夜は囁き月は照らす
夜の密談。新キャラ登場。
夜。
月明かりだけ差し込む部屋で、男たちが酒を飲んでいた。
一人はウィラード、そしてもう一人は金髪の青い目をしたレオナードという男だった。
王都におけるウィラードの部下で、また親友でもある男だ。
聖女がエルドール王国に現れたという知らせは、すぐに王都にも届いた。そしてレオナードは即座にウィラードの屋敷に駆けつけたのだった。

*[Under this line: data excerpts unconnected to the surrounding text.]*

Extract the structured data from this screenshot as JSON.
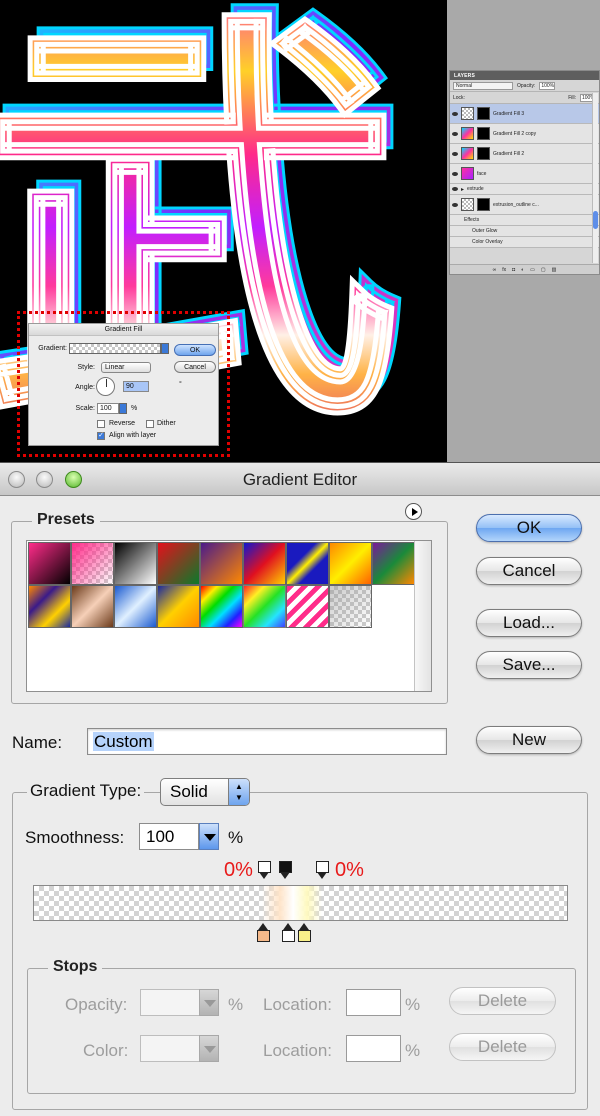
{
  "artwork": {
    "glyph": "武"
  },
  "layers_panel": {
    "tab": "LAYERS",
    "blend_mode": "Normal",
    "opacity_label": "Opacity:",
    "opacity_value": "100%",
    "lock_label": "Lock:",
    "fill_label": "Fill:",
    "fill_value": "100%",
    "layers": [
      {
        "name": "Gradient Fill 3"
      },
      {
        "name": "Gradient Fill 2 copy"
      },
      {
        "name": "Gradient Fill 2"
      },
      {
        "name": "face"
      },
      {
        "name": "extrude"
      },
      {
        "name": "extrusion_outline c..."
      },
      {
        "name": "Effects"
      },
      {
        "name": "Outer Glow"
      },
      {
        "name": "Color Overlay"
      }
    ]
  },
  "gradient_fill_dialog": {
    "title": "Gradient Fill",
    "gradient_label": "Gradient:",
    "style_label": "Style:",
    "style_value": "Linear",
    "angle_label": "Angle:",
    "angle_value": "90",
    "angle_unit": "°",
    "scale_label": "Scale:",
    "scale_value": "100",
    "scale_unit": "%",
    "reverse_label": "Reverse",
    "dither_label": "Dither",
    "align_label": "Align with layer",
    "ok": "OK",
    "cancel": "Cancel"
  },
  "gradient_editor": {
    "title": "Gradient Editor",
    "presets_label": "Presets",
    "buttons": {
      "ok": "OK",
      "cancel": "Cancel",
      "load": "Load...",
      "save": "Save...",
      "new": "New"
    },
    "name_label": "Name:",
    "name_value": "Custom",
    "gradient_type_label": "Gradient Type:",
    "gradient_type_value": "Solid",
    "smoothness_label": "Smoothness:",
    "smoothness_value": "100",
    "smoothness_unit": "%",
    "opacity_stop_left_value": "0%",
    "opacity_stop_right_value": "0%",
    "stops": {
      "legend": "Stops",
      "opacity_label": "Opacity:",
      "color_label": "Color:",
      "location_label": "Location:",
      "pct": "%",
      "delete": "Delete"
    }
  },
  "colors": {
    "selection_blue": "#b6d3fb",
    "default_button_blue": "#6ea7f1",
    "annotation_red": "#e81a1a"
  }
}
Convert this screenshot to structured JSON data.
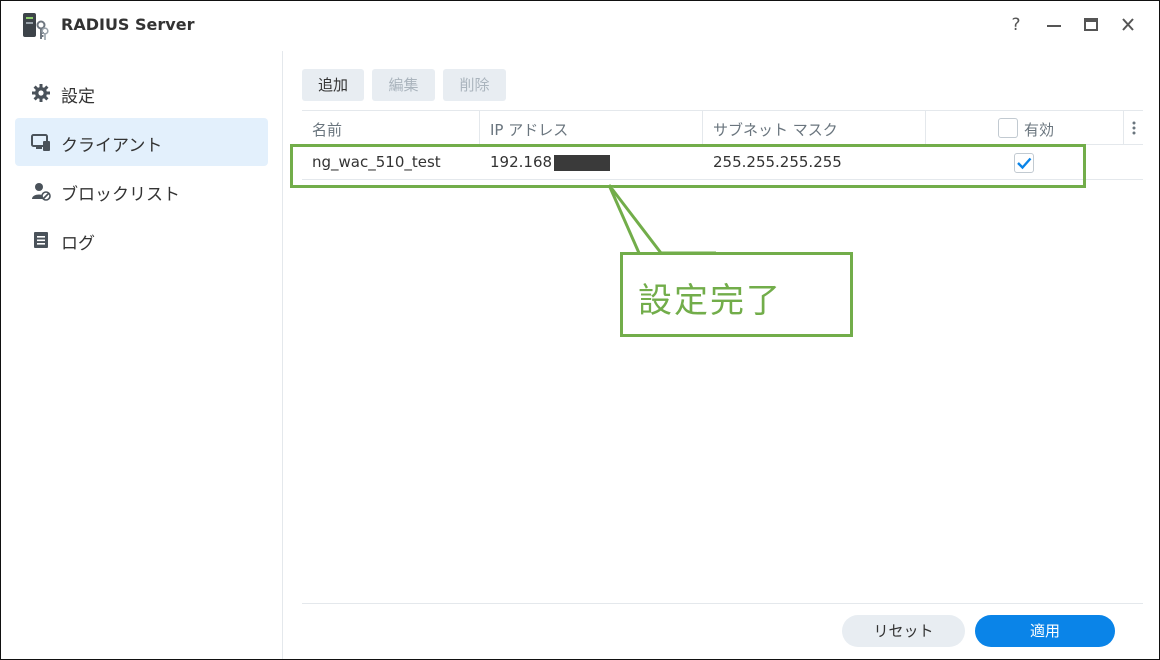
{
  "window": {
    "title": "RADIUS Server",
    "controls": {
      "help": "?",
      "minimize": "—",
      "maximize": "▭",
      "close": "✕"
    }
  },
  "sidebar": {
    "items": [
      {
        "label": "設定",
        "icon": "gear-icon",
        "active": false
      },
      {
        "label": "クライアント",
        "icon": "client-icon",
        "active": true
      },
      {
        "label": "ブロックリスト",
        "icon": "user-block-icon",
        "active": false
      },
      {
        "label": "ログ",
        "icon": "log-icon",
        "active": false
      }
    ]
  },
  "toolbar": {
    "add_label": "追加",
    "edit_label": "編集",
    "delete_label": "削除"
  },
  "table": {
    "columns": {
      "name": "名前",
      "ip": "IP アドレス",
      "subnet": "サブネット マスク",
      "enabled": "有効"
    },
    "rows": [
      {
        "name": "ng_wac_510_test",
        "ip": "192.168",
        "subnet": "255.255.255.255",
        "enabled": true
      }
    ]
  },
  "annotation": {
    "text": "設定完了",
    "color": "#72ad4a"
  },
  "footer": {
    "reset_label": "リセット",
    "apply_label": "適用"
  },
  "colors": {
    "accent": "#0a84e8",
    "active_bg": "#e3f0fc"
  }
}
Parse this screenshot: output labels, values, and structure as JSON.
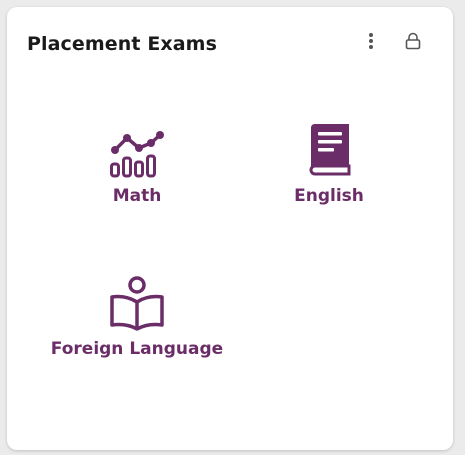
{
  "card": {
    "title": "Placement Exams"
  },
  "actions": [
    {
      "icon": "more-vertical-icon"
    },
    {
      "icon": "lock-icon"
    }
  ],
  "tiles": [
    {
      "label": "Math",
      "icon": "chart-icon"
    },
    {
      "label": "English",
      "icon": "book-icon"
    },
    {
      "label": "Foreign Language",
      "icon": "reader-icon"
    }
  ],
  "colors": {
    "accent": "#6b2d67",
    "title": "#1a1a1a",
    "icon_gray": "#555555",
    "background": "#ebebeb",
    "card": "#ffffff"
  }
}
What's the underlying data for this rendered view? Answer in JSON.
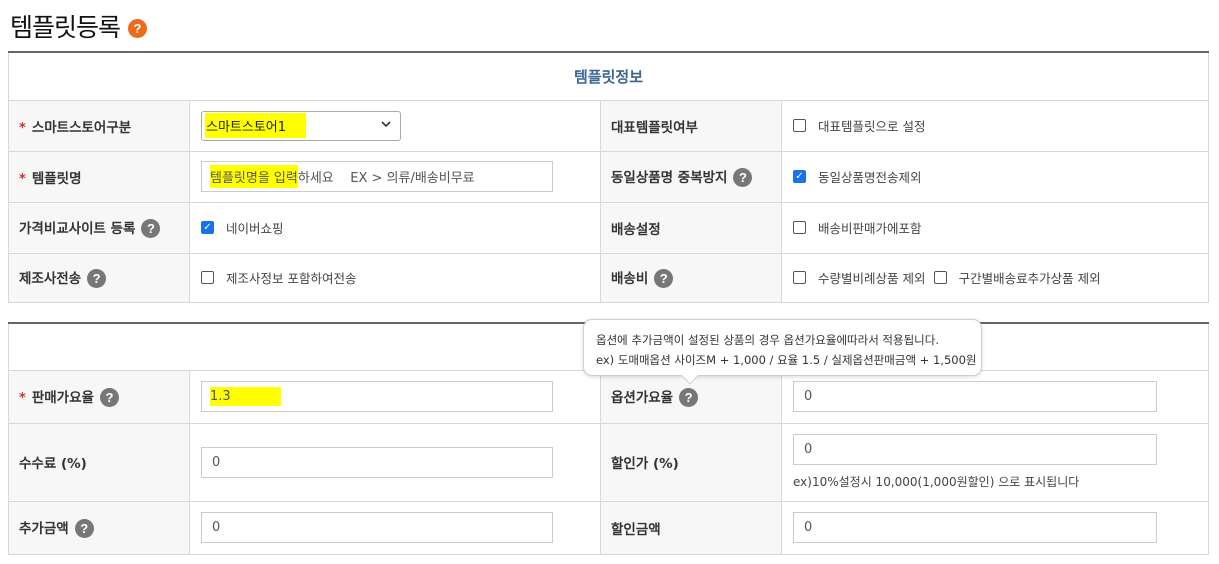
{
  "page": {
    "title": "템플릿등록",
    "help_glyph": "?"
  },
  "info_section": {
    "heading": "템플릿정보",
    "store_type": {
      "label": "스마트스토어구분",
      "required_mark": "*",
      "value": "스마트스토어1"
    },
    "template_name": {
      "label": "템플릿명",
      "required_mark": "*",
      "placeholder_highlight": "템플릿명을 입력",
      "placeholder_rest": "하세요    EX > 의류/배송비무료"
    },
    "price_compare": {
      "label": "가격비교사이트 등록",
      "checkbox_label": "네이버쇼핑",
      "checked": true
    },
    "manufacturer": {
      "label": "제조사전송",
      "checkbox_label": "제조사정보 포함하여전송",
      "checked": false
    },
    "representative": {
      "label": "대표템플릿여부",
      "checkbox_label": "대표템플릿으로 설정",
      "checked": false
    },
    "duplicate_prevent": {
      "label": "동일상품명 중복방지",
      "checkbox_label": "동일상품명전송제외",
      "checked": true
    },
    "shipping_setting": {
      "label": "배송설정",
      "checkbox_label": "배송비판매가에포함",
      "checked": false
    },
    "shipping_fee": {
      "label": "배송비",
      "checkbox1_label": "수량별비례상품 제외",
      "checkbox2_label": "구간별배송료추가상품 제외",
      "checked1": false,
      "checked2": false
    }
  },
  "price_section": {
    "sale_rate": {
      "label": "판매가요율",
      "required_mark": "*",
      "value": "1.3"
    },
    "fee": {
      "label": "수수료 (%)",
      "value": "0"
    },
    "extra_amount": {
      "label": "추가금액",
      "value": "0"
    },
    "option_rate": {
      "label": "옵션가요율",
      "value": "0"
    },
    "discount_rate": {
      "label": "할인가 (%)",
      "value": "0",
      "note": "ex)10%설정시 10,000(1,000원할인) 으로 표시됩니다"
    },
    "discount_amount": {
      "label": "할인금액",
      "value": "0"
    }
  },
  "tooltip": {
    "line1": "옵션에 추가금액이 설정된 상품의 경우 옵션가요율에따라서 적용됩니다.",
    "line2": "ex) 도매매옵션 사이즈M + 1,000 / 요율 1.5 / 실제옵션판매금액 + 1,500원"
  },
  "icons": {
    "help_orange_color": "#ee6b1c",
    "help_gray_color": "#777777",
    "checkbox_checked_color": "#1a73e8",
    "highlight_color": "#ffff00"
  }
}
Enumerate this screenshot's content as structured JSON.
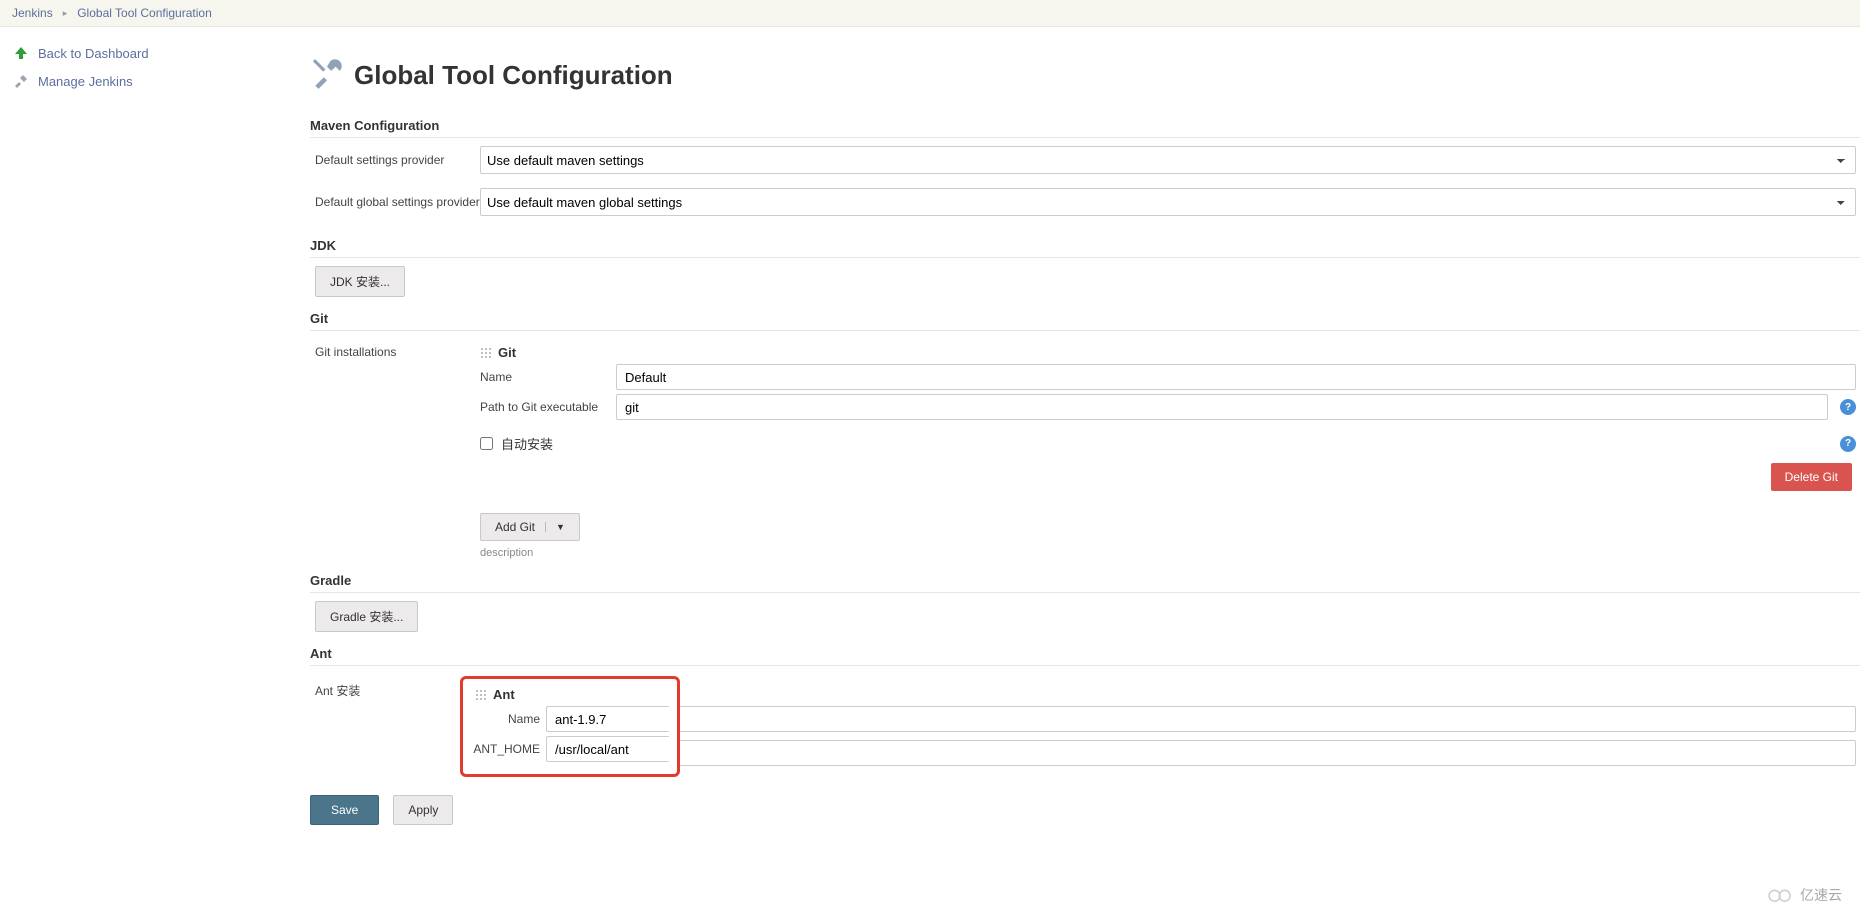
{
  "breadcrumb": {
    "items": [
      "Jenkins",
      "Global Tool Configuration"
    ]
  },
  "sidebar": {
    "back": "Back to Dashboard",
    "manage": "Manage Jenkins"
  },
  "page": {
    "title": "Global Tool Configuration"
  },
  "maven": {
    "section": "Maven Configuration",
    "default_label": "Default settings provider",
    "default_value": "Use default maven settings",
    "global_label": "Default global settings provider",
    "global_value": "Use default maven global settings"
  },
  "jdk": {
    "section": "JDK",
    "button": "JDK 安装..."
  },
  "git": {
    "section": "Git",
    "installations_label": "Git installations",
    "tool_title": "Git",
    "name_label": "Name",
    "name_value": "Default",
    "path_label": "Path to Git executable",
    "path_value": "git",
    "auto_install": "自动安装",
    "delete_btn": "Delete Git",
    "add_btn": "Add Git",
    "description": "description"
  },
  "gradle": {
    "section": "Gradle",
    "button": "Gradle 安装..."
  },
  "ant": {
    "section": "Ant",
    "installations_label": "Ant 安装",
    "tool_title": "Ant",
    "name_label": "Name",
    "name_value": "ant-1.9.7",
    "home_label": "ANT_HOME",
    "home_value": "/usr/local/ant"
  },
  "buttons": {
    "save": "Save",
    "apply": "Apply"
  },
  "watermark": "亿速云"
}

明日、聖女を王都に送り届ける任務をともに行うために。
「まさか本当に現れるとはね」
赤ワインを流し込みながらレオナードが言った。「相変わらずウィルの故郷のワインは美味しいな」と飲んだ後で付け足す。その表情は、どこか愉快そうだった。
レオナードは尋ねる。
「それで今、聖女様はどこに?」
突然現れた聖女と思われる娘は、ひどく取り乱した後で、疲れたのか眠ってしまった。今は使用人のリリーナという少女に側にいさせている。
「寝てる」
「残念。ひとめ会っておきたかったけど、聖女様に」
少しも残念そうではなく、レオナードが言う。その声色に若干のからかいが含まれていることから、彼も聖女を崇拝しているわけではないことが分かった。
「なにが聖女だ、くだらねえ」
ウィラードは吐き捨てるようにそう言った。
「信じてないのか?」
「信じられるわけがない。お前も会ってみるといい。どこかの村娘でも連れてきたんじゃねえのか? ……まさかお前は信じてんのか、レオ」
ウィラードの言葉にレオナードはふっと口元を歪めた。
「まさか! やめてくれよ。僕は女の子の前じゃロマンチストだけど、本当はリアリストなんだぜ。ジイさんたちの仕込みじゃないのか?」
そうはっきりと断言する。この親友の態度が、ウィラードにとっては好ましかった。
いつも明確に答える彼の考えを知っておきたくて、ウィラードはまた尋ねた。
「王は信じるだろうか」
「少なくとも表面上はそうだろう」
レオナードの答えに思わず眉をひそめた。言葉の意味を測りかねたのだ。
「王が信じれば国民は信じる。そして噂は世界中に広まるだろう。我が国が聖女様を手に入れた、とな。エルドールに喧嘩を売る国は無くなるさ」
ウィラードは黙り込む。あの間抜けそうな少女が利用される、と思うとやや哀れだった。
そんな彼の気配に気がついたのか、レオナードは言った。
「言っておくけど、同情なんて、必要ない。
彼女がなんであれ、僕らには関係ないさ、だろう? 明日、彼女を無事に王の元へ届ければ僕らの今回の任務はお終い。将軍の顔も立ってもんだ」
「ああ」
所詮、全ては駒に過ぎないのだ。聖女召喚の儀式に立ち会ったウィラードとレオナードも。
そして、王の命令を受け、二人をそこへ派遣した主、バルト将軍も。
ウィラードはレオナードに気がつかれない様に静かにため息をついた。